Yeah she knows she's a flirt, and all her friends have pointed it out.
Well she didn't actualy do it on. . . well I'll let you interpert: she was measuring on the phone, and softly said something like "wtf I've grown again?".
most poeple likely wouldn't have heard it, but I've got good ears, and the phone volume was turned up.
I have been good though; I have not actualy asked what the measurments are. Though she did says she didn't mind telling, and that she posts them at work. . .
thing is she does the measuering because she's worried she'll gain weight. Sad realy. She's not anerexic, but she is damn thin. She's A Humming bird, eats all the time but burns it off just as fast.

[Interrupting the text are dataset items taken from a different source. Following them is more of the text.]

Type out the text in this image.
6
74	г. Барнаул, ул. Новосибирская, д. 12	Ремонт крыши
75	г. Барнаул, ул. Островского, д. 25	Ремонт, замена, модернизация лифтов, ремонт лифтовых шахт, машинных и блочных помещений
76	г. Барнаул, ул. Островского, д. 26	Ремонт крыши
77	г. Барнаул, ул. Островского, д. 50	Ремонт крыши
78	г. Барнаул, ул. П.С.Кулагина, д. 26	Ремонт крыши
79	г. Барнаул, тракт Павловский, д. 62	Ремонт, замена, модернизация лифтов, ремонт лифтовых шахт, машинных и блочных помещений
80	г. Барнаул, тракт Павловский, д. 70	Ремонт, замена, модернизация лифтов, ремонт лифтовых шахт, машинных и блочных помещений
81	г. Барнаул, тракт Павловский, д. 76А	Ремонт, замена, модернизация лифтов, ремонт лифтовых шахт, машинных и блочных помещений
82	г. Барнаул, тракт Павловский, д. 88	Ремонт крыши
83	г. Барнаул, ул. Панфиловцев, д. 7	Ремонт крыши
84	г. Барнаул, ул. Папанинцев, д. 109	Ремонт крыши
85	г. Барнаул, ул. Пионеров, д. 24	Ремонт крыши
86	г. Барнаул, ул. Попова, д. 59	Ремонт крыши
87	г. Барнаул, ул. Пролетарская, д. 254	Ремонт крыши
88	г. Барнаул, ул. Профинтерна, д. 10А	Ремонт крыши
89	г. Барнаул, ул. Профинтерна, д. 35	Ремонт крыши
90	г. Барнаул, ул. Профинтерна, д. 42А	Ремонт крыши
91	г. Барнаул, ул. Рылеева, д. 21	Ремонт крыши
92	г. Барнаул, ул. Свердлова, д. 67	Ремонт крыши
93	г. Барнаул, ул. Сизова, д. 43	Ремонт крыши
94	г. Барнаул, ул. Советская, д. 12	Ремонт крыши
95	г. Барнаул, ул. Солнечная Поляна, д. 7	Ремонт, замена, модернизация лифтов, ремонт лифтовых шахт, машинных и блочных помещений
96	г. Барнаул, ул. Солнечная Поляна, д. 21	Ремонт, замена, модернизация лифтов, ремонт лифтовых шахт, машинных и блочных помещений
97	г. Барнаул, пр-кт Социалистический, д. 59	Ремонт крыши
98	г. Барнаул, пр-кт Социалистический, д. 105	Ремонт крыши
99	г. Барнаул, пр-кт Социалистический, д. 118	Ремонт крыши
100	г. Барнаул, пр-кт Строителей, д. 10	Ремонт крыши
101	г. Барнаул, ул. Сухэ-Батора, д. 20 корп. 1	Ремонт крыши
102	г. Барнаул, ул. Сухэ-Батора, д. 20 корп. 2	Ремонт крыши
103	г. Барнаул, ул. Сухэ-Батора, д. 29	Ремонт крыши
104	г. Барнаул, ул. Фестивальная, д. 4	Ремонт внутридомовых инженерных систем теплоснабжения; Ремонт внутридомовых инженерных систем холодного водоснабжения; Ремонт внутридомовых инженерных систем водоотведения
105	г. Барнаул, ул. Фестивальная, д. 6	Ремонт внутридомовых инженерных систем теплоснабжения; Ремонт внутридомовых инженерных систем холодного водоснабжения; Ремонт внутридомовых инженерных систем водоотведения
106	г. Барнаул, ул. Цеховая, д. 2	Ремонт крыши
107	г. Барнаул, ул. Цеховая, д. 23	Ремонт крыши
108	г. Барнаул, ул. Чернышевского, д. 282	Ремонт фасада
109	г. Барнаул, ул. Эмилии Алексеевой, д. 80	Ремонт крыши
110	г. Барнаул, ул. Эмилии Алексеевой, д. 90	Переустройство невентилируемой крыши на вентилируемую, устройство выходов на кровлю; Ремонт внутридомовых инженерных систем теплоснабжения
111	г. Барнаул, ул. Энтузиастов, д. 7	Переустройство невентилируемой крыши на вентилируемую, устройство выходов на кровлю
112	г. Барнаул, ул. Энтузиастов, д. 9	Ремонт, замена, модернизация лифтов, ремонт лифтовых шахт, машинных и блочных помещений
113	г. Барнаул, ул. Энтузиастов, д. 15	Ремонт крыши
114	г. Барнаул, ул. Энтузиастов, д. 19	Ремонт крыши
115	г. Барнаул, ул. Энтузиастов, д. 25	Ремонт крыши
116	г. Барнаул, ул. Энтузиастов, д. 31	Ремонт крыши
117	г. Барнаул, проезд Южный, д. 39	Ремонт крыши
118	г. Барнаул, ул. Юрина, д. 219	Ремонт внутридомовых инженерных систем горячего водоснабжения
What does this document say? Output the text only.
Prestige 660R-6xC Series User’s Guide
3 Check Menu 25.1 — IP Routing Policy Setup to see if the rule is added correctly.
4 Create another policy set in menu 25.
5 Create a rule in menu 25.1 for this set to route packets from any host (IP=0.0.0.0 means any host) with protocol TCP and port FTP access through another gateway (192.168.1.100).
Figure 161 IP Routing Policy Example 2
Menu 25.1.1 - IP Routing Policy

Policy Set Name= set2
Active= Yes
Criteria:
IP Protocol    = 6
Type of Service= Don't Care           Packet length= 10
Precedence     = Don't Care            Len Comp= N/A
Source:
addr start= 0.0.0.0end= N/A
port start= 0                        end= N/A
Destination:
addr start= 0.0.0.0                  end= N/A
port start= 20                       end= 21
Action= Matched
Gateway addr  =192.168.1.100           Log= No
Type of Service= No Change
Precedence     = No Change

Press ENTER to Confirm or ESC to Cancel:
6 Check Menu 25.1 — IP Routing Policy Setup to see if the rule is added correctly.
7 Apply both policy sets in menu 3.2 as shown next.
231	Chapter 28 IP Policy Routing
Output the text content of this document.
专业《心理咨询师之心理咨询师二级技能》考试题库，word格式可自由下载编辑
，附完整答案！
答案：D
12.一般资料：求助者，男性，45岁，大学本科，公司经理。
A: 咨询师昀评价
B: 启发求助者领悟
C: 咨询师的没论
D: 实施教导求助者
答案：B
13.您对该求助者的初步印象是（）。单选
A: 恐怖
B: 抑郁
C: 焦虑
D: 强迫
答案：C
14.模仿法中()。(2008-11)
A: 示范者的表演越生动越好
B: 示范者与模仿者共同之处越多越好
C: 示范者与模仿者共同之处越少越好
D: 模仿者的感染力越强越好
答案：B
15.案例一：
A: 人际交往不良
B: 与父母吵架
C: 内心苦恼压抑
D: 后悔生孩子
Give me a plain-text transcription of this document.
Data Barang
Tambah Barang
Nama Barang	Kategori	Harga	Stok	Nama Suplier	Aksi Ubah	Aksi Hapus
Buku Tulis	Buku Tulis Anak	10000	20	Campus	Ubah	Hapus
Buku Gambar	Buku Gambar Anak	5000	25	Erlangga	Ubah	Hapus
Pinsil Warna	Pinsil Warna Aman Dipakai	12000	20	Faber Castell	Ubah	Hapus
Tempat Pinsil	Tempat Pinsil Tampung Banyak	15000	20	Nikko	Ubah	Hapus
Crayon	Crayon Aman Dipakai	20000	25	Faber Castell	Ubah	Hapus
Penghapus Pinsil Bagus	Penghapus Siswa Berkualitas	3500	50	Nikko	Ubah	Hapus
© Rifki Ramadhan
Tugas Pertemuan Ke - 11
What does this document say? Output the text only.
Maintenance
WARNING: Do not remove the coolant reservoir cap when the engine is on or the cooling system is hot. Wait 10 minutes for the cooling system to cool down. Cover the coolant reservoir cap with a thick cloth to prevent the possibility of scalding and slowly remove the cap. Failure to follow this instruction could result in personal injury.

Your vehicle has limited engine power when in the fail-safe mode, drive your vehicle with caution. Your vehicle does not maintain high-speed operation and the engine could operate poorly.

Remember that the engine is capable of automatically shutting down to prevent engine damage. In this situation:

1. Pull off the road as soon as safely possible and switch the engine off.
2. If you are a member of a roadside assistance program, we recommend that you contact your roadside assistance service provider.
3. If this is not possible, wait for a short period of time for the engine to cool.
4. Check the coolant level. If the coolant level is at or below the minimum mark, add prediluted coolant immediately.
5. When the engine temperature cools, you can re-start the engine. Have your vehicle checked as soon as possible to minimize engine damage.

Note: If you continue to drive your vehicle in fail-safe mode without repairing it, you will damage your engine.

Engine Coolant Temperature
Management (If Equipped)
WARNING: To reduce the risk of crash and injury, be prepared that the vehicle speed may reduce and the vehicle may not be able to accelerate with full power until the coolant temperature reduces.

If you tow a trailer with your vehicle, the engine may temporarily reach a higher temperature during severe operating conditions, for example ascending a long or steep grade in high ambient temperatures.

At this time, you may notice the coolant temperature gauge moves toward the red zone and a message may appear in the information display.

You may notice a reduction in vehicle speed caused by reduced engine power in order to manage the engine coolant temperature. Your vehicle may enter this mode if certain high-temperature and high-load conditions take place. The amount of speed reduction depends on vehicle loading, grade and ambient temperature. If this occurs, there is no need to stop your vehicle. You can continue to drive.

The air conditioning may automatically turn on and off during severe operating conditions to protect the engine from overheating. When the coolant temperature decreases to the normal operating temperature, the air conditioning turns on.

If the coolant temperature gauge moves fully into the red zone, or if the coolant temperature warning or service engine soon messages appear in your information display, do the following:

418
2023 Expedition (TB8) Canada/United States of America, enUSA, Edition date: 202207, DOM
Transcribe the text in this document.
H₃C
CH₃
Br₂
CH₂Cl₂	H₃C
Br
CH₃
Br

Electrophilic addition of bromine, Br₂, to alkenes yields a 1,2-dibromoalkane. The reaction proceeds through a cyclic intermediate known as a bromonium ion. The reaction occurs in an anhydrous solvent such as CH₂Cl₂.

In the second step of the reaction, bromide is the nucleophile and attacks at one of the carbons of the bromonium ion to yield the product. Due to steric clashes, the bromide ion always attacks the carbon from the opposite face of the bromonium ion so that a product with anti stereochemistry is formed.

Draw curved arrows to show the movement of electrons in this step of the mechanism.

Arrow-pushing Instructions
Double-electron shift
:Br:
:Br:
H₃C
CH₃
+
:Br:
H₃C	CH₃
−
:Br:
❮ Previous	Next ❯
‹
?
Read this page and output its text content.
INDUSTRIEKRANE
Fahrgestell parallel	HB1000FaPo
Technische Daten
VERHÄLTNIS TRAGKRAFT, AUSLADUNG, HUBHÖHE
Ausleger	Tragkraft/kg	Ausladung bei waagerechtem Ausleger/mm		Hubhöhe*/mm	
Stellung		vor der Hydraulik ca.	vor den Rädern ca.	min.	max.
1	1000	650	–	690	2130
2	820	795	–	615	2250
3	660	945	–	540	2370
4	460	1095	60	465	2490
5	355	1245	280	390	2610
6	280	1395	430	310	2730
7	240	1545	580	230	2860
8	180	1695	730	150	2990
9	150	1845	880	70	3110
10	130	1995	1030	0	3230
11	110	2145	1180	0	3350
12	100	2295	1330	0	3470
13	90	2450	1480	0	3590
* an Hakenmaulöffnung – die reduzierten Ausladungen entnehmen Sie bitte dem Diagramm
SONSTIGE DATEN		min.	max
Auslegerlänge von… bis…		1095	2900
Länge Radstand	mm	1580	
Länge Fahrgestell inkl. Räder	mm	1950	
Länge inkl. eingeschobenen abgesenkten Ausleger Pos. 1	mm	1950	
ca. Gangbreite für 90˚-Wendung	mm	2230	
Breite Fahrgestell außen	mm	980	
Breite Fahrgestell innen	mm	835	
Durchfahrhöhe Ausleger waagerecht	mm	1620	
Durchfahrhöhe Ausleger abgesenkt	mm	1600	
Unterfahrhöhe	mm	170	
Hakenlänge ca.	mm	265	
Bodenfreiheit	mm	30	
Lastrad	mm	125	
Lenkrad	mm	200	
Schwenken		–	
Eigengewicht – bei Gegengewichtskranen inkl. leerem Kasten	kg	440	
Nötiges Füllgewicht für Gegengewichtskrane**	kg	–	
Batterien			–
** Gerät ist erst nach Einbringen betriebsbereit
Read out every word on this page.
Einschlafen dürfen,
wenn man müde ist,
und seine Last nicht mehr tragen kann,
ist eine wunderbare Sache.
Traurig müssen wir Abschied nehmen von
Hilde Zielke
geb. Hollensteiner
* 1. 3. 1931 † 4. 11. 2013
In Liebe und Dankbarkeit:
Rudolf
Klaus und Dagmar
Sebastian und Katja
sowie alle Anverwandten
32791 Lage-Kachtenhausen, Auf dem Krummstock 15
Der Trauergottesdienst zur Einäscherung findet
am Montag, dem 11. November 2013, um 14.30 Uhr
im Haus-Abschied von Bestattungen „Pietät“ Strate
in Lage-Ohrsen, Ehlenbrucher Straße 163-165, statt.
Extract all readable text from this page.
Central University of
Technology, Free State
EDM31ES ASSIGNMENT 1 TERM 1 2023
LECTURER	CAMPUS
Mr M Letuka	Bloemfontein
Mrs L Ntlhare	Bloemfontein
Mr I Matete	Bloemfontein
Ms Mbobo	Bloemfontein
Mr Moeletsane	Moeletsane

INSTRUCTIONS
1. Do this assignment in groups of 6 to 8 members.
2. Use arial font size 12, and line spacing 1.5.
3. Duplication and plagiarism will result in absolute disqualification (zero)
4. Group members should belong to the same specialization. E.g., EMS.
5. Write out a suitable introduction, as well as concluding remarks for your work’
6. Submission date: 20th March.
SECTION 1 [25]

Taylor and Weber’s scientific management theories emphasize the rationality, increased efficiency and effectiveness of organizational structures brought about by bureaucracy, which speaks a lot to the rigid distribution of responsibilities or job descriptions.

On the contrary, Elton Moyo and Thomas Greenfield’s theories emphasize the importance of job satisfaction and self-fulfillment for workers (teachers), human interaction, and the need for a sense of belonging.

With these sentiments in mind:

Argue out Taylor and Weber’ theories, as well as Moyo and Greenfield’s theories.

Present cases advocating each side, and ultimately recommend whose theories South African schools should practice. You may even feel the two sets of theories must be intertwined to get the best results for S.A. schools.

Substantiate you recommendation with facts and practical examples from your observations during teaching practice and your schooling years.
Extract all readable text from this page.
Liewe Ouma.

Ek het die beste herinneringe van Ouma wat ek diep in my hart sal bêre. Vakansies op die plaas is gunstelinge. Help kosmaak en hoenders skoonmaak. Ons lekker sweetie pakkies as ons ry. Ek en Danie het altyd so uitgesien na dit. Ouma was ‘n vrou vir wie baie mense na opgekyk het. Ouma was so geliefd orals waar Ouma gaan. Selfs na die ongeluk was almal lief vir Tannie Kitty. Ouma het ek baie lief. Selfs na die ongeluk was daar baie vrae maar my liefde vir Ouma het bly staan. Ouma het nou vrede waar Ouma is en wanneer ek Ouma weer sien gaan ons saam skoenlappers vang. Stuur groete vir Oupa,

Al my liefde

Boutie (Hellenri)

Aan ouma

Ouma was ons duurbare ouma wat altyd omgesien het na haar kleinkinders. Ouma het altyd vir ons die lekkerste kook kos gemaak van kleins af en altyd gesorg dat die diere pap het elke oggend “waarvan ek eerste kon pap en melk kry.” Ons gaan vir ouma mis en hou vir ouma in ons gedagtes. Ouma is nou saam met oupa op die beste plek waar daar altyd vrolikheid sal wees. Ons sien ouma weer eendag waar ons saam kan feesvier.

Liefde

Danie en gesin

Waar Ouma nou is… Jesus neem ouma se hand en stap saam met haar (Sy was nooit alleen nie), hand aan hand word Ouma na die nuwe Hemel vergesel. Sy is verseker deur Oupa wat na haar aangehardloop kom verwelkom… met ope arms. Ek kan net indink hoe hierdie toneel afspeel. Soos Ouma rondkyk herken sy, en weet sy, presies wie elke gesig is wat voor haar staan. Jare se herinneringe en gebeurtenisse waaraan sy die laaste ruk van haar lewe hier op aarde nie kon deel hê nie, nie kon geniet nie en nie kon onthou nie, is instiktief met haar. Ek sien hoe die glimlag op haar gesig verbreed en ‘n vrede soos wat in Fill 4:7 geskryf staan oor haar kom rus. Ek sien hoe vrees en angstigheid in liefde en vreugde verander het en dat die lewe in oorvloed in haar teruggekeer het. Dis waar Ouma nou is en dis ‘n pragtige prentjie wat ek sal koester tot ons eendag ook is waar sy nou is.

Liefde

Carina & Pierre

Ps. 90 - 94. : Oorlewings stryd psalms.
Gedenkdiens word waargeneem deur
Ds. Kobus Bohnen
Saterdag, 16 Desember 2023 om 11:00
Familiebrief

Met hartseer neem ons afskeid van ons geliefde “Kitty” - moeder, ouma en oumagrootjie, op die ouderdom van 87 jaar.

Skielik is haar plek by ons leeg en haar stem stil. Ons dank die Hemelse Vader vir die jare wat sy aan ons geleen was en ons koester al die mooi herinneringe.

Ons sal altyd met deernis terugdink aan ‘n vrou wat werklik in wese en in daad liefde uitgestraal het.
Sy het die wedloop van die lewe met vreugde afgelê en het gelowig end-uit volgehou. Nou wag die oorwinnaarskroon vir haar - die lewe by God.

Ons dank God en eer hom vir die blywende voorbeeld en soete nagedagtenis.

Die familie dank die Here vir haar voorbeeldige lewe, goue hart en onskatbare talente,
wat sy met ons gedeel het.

As for the other stuff she tells me, it's gotten to the point it's "Oh, ok doesn't surprise me".
Kestralyn wrote:Also, being in a high-drama relationship is often a sign of someone who isn't really ready for a relationship that's about the two people involved. It still needs to be about "me." There's no one age where this changes, it's a maturity thing rather than a physical age thing.
I'm not going to offer any advice -- tends to be "what I would do..." which often isn't useful. But hopefully my experience on her side of a similar situation might trigger some thinking for you. As I said above, here's a shoulder or two, a couple of ears, and I'll pay for the taxi to take you home when you're ready.
You doin' ok?
Yeah, she is high drama. Lets just say she's chaos in a pretty shell. 20 some storage sheds full of "trophies", she's a Special forces cop who wants to become bomb squad, but does shit that has gotten her ass thrown in jail, and she's Catholic
Though she is trying something, to repent for one of the things she did (one of the few things she will not tell me). Ever see "40 days 40 nights"? the one where the guy gives up sex for lent. Well she's got her BF on that plan for 80
days, and she's being good for 81. No swareing, no doing anything bad, nothing sexual. . . it's killing her already. Only been a week and the BF is starting to crack, he was checking out grandmother butts at the mall.
Thanks for helping me put her into perspective. I'll stick with "Just friends", staying at the edge of the mess that she calls a life, and being that little voice that says "don't do it Beth!" when she's up to no good.
One last (odd) thing about our friendship is at times we can predict exactaly what the other is thinking/going to say.
Ok enough of my problems, who's next?